Thankfully, Breno Leitao of IBM, maintainer of the newer ppc64le in Debian, announced the availability on behalf of the OpenPower project of ppc64le VMs to Debian developers! I guess I was one of the first to apply for one :)
Anyway, thanks to Breno and OpenPower, I soon had access to a full -with root access!- ppc64le VM, and development resumed. Soon, I had the port running and started fixing the bugs. Soon after I started the port, one of the Eigen developers pointed me to two bounties from IBM on Eigen! I consider it pure luck, as I had no idea of those bounties and I was already half way through the port! Suffice to say, I added myself as working on the tasks :)

Today, I actually finished that port -94% of ~550 tests pass, the failures are not related to VSX- and performance increased 370% in 32-floats and 170% in 64-bit doubles (using bench_gemm). The port actually is(should be) working on both little-endian and big-endian VSX (and big-endian Altivec, nothing changed there), though I am waiting to get access to another big-endian VSX VM, to test and fix what's needed.

There is actually a performance regression on std::complex, but it's unrelated to VSX, as the older Altivec port also suffers from that, will need to investigate further.

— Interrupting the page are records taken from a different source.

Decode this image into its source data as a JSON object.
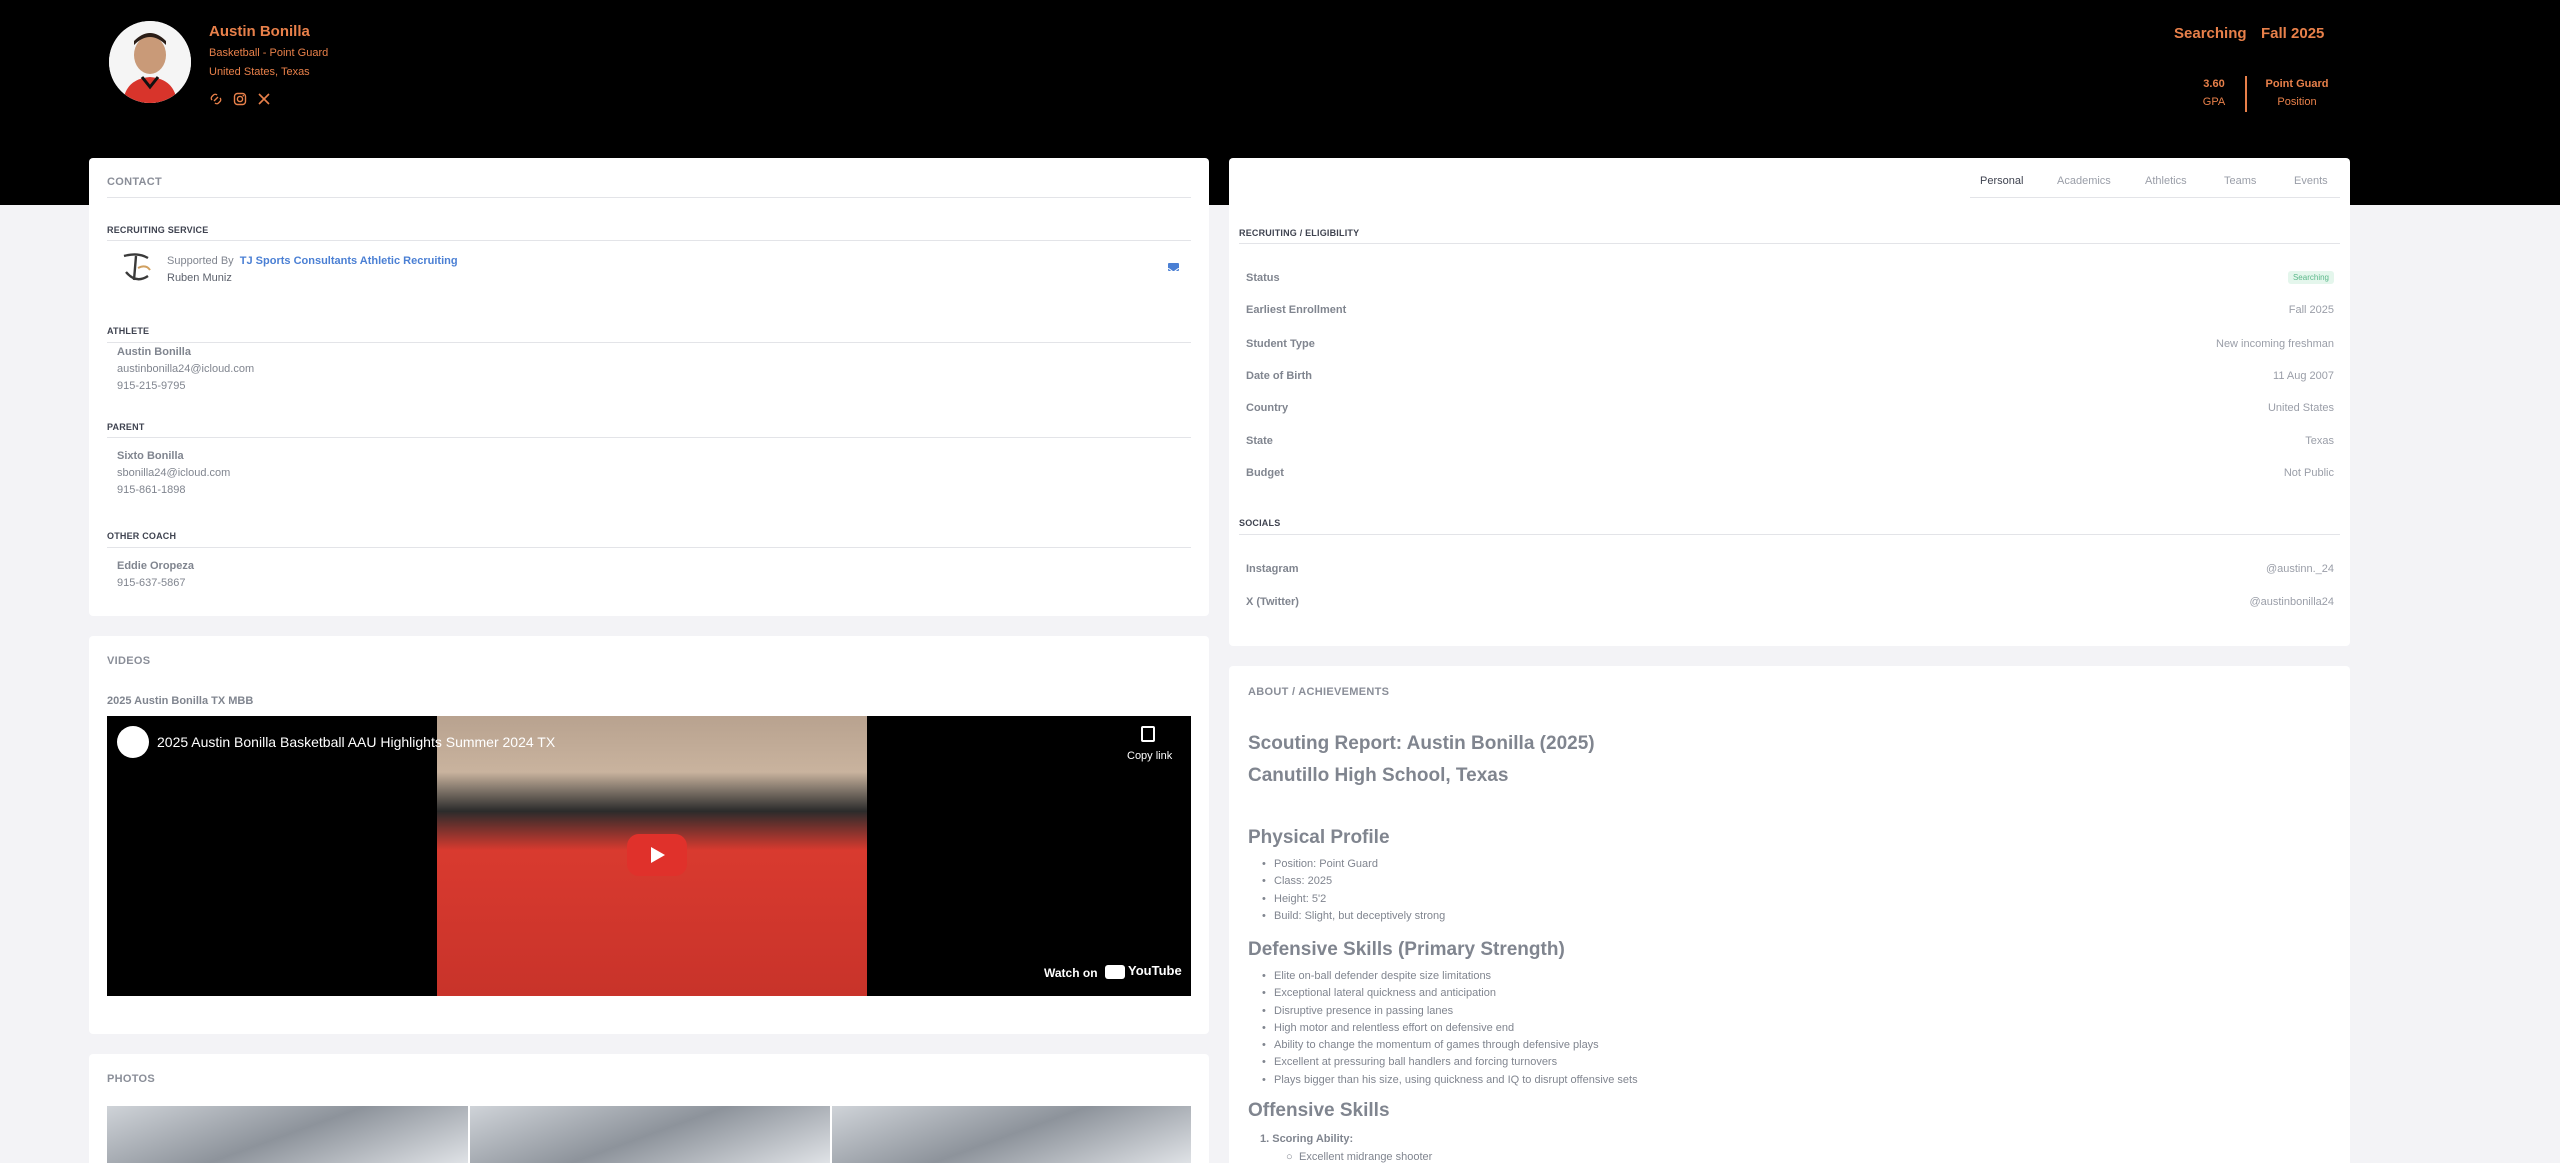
{
  "profile": {
    "name": "Austin Bonilla",
    "sport": "Basketball  -  Point Guard",
    "location": "United States, Texas",
    "status": "Searching",
    "term": "Fall 2025",
    "gpa_value": "3.60",
    "gpa_label": "GPA",
    "position_value": "Point Guard",
    "position_label": "Position",
    "social_icons": [
      "link-icon",
      "instagram-icon",
      "x-icon"
    ]
  },
  "contact": {
    "title": "CONTACT",
    "recruiting_label": "RECRUITING SERVICE",
    "supported_by": "Supported By",
    "service_name": "TJ Sports Consultants Athletic Recruiting",
    "service_contact": "Ruben Muniz",
    "athlete_label": "ATHLETE",
    "athlete_name": "Austin Bonilla",
    "athlete_email": "austinbonilla24@icloud.com",
    "athlete_phone": "915-215-9795",
    "parent_label": "PARENT",
    "parent_name": "Sixto Bonilla",
    "parent_email": "sbonilla24@icloud.com",
    "parent_phone": "915-861-1898",
    "coach_label": "OTHER COACH",
    "coach_name": "Eddie Oropeza",
    "coach_phone": "915-637-5867"
  },
  "videos": {
    "title": "VIDEOS",
    "video_heading": "2025 Austin Bonilla TX MBB",
    "embed_title": "2025 Austin Bonilla Basketball AAU Highlights Summer 2024 TX",
    "copy_link": "Copy link",
    "watch_on": "Watch on",
    "youtube": "YouTube"
  },
  "photos": {
    "title": "PHOTOS"
  },
  "tabs": [
    "Personal",
    "Academics",
    "Athletics",
    "Teams",
    "Events"
  ],
  "personal": {
    "recruiting_heading": "RECRUITING / ELIGIBILITY",
    "rows": [
      {
        "label": "Status",
        "value": "Searching"
      },
      {
        "label": "Earliest Enrollment",
        "value": "Fall 2025"
      },
      {
        "label": "Student Type",
        "value": "New incoming freshman"
      },
      {
        "label": "Date of Birth",
        "value": "11 Aug 2007"
      },
      {
        "label": "Country",
        "value": "United States"
      },
      {
        "label": "State",
        "value": "Texas"
      },
      {
        "label": "Budget",
        "value": "Not Public"
      }
    ],
    "socials_heading": "SOCIALS",
    "socials": [
      {
        "label": "Instagram",
        "value": "@austinn._24"
      },
      {
        "label": "X (Twitter)",
        "value": "@austinbonilla24"
      }
    ]
  },
  "about": {
    "title": "ABOUT / ACHIEVEMENTS",
    "report_title": "Scouting Report: Austin Bonilla (2025)",
    "school": "Canutillo High School, Texas",
    "physical_heading": "Physical Profile",
    "physical": [
      "Position: Point Guard",
      "Class: 2025",
      "Height: 5'2",
      "Build: Slight, but deceptively strong"
    ],
    "defensive_heading": "Defensive Skills (Primary Strength)",
    "defensive": [
      "Elite on-ball defender despite size limitations",
      "Exceptional lateral quickness and anticipation",
      "Disruptive presence in passing lanes",
      "High motor and relentless effort on defensive end",
      "Ability to change the momentum of games through defensive plays",
      "Excellent at pressuring ball handlers and forcing turnovers",
      "Plays bigger than his size, using quickness and IQ to disrupt offensive sets"
    ],
    "offensive_heading": "Offensive Skills",
    "scoring_label": "1. Scoring Ability:",
    "scoring_sub": "Excellent midrange shooter"
  }
}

Anyway, for those that want to give it a shot -assuming you have access to a ppc64le system- you can find the tree either in my eigen fork:

https://bitbucket.org/kmargar/eigen

or get the pull-request from here:

https://bitbucket.org/eigen/eigen/pull-request/84/add-vsx-support

Note#1: Now that I've finished the VSX port, I'll start work on the NEONv8 port, which I expect to be much easier to finish, there are no endianness issues there :)
Note#2: I learned a few days ago that MIPS has released a new SIMD architecture, MIPS SIMD Architecture or MSA! I'd love to add support for that in both Eigen and my book, if anyone can give me access to one such system or if ImgTec can donate a board for that, that would be great!